Shell project map

Shell’s proposal for an oil-by-rail facility at its refinery on March Point has drawn significant public interest, with concerned citizens protesting what they call “bomb trains.”

Some fear fiery explosions if a derailment were to happen, or spilled oil swirling in the water with salmon and contaminating drinking water.

Some activists are encouraging the community to get involved.

Environment groups ForestEthics and RE Sources for Sustainable Communities held a series of webinars and workshops in October to help the community organize thoughts about Shell’s proposal.

The groups said they hope more comments on the environmental impact statement will better the chance that the scope will extend beyond the March Point site.

“I think the scope should be as broad as possible, as inclusive as possible of all the potential impacts along the rail corridor,” Anacortes resident Carolyn Gastellum said.

Oil trains that now go to the Tesoro Anacortes Refinery on March Point — and would head to the Shell facility if the proposal goes through — pass through Conway, Mount Vernon and Burlington, and over the Skagit River and Swinomish Channel, which connects with Padilla Bay.

That’s just in Skagit County.

From its origin in North Dakota, Bakken crude oil moved by train passes through four other states and several other Washington counties, according to a BNSF Railway Northern Corridor map.

“This proposed nearly daily transportation of huge volumes of a dangerous product through our communities is extremely risky,” Mount Vernon resident Mary Ruth Holder said.

Holder is one of many who live within a half-mile of the train tracks — an area the Federal Railroad Administration has defined as the blast zone.

“I am concerned for the safety of myself, my neighbors and the city I love,” she said.

Erica Frank and Laura Skelton of the state group of the Physicians for Social Responsibility say the EIS should examine derailments, spills, explosions, traffic impacts, train noise, air and water pollution, and effects on climate change.

Frank said the study should also evaluate whether communities are prepared for the worst.

“Could local health care and emergency response systems handle a worst-case accident?” she said.

Tom Glade, president of the nonprofit Evergreen Islands, said the study should include all potential environmental, health and safety, and economic impacts.

“For us, the main problem is that the Bakken crude oil is highly volatile and likely to explode in a derailment ... Our main concern is first the potential of harm to communities like Mount Vernon or Burlington,” Glade said.

He compared the risks of shipping oil by rail to the nuclear power plant proposals Skagit County communities successfully fought in the 1970s.

“It seems like they’re willing to risks the lives of Skagitonians for the economic benefit,” Glade said.

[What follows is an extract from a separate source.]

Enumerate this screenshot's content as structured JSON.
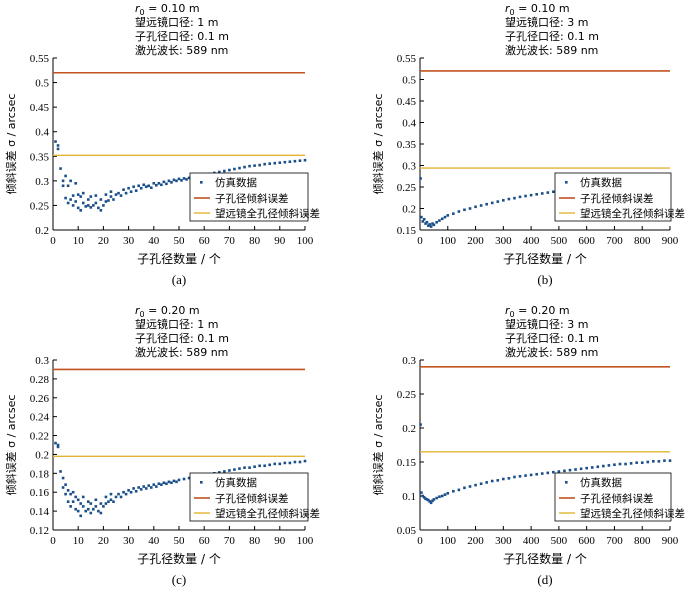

Evergreen Islands, which focuses on environmental law, wants Shell’s project to be denied until at least two rail bridges in Skagit County are replaced and Bakken crude oil is put through a process for safer transport.

Sending highly flammable material cross-country raises concern among many who live and work near the rail lines.

In Skagit County, the tracks pass within a mile of schools in Conway and Mount Vernon, as well as the historic downtown areas in Mount Vernon and Burlington.

The tracks also cross the Skagit River on a 100-year-old wooden bridge and go over the Swinomish Channel on a swing bridge that is even older.

A spill at the Swinomish Channel swing bridge would affect Padilla Bay — prime habitat for young salmon — said Anacortes resident Ed Gastellum, who is involved with the Padilla Bay Foundation.

BNSF spokeswoman Courtney Wallace said in an email that the bridges of concern are two of 13,000 in the country on the railway’s tracks. All bridges, she said, are inspected annually, and some more often than that.

“The visual appearance of these structures is not indicative of their structural integrity ... Both bridges meet all applicable safety standards for rail traffic,” she said.

That’s not enough assurance for those concerned with Padilla Bay, which has one of the largest eelgrass beds on the West Coast and is a treasured source of salmon, shellfish, crabs and other wildlife.

“The health of this marine environment is vital to our fishing industry, subsistence fishing by First Nations members, and tourism in the area. Detailed transparent study of the integrity of these bridges, and who bears liability should they fail, is needed,” Bow resident Ginny Wolff said.